Beachten Sie die Waschanleitung: Mikrofasertücher fangen dauerhaft winzige Partikel ein – selbst im Waschgang. Daher empfehlen die meisten Hersteller, sie separat zu waschen. Sie können Seife oder Waschmittel verwenden, aber Weichspüler, Bleichmittel und Hitze schaden dem Material. In unseren Tests zeigte sich nach einem Durchgang im Trockner auf heißer Stufe eine Veränderung der Textur: Die Fasern schienen leicht zu schmelzen und klebrig zu werden.
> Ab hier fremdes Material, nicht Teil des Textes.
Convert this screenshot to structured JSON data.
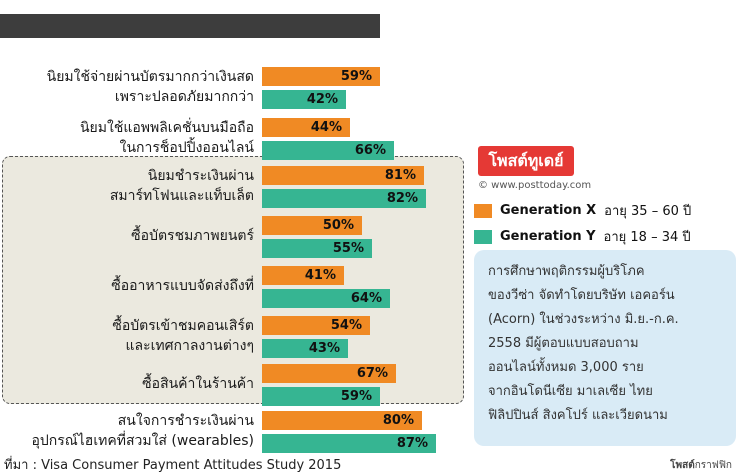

Hängen Sie Ihre Tücher zum Lufttrocknen auf.
Passen Sie sorgfältig auf, um das Abgeben von Mikroplastik zu verringern: „Ganz ohne Zweifel – Mikrofasertücher bestehen aus Kunststoff, und sie geben eindeutig Mikroplastik ab“, sagte Katie Okamoto, die Leiterin der Nachhaltigkeitsberichterstattung bei Wirecutter.
Katie erklärte, dass Mikrofasertücher mehr Plastik freisetzen als die meisten anderen Stoffe, was potenzielle Auswirkungen auf Gesundheit und Ökosysteme haben kann. Um die Menge des Abgaßes zu reduzieren, verwenden Sie eine Wäschetüte oder installieren Sie einen speziell dafür entwickelten Filter in der Waschmaschine, der Mikroplastik auffängt. Mit der richtigen Pflege hilft die Wiederverwendbarkeit von Mikrofasertüchern, deren Umweltkosten bis zu einem gewissen Grad zu kompensieren. „Ein wenig wiederverwendbares Plastik im Haushalt – auch wenn es abgibt – wird in der Gesamtschau eine geringe Verschmutzung darstellen, sofern man es über Jahre hinweg nutzt“, so Katie.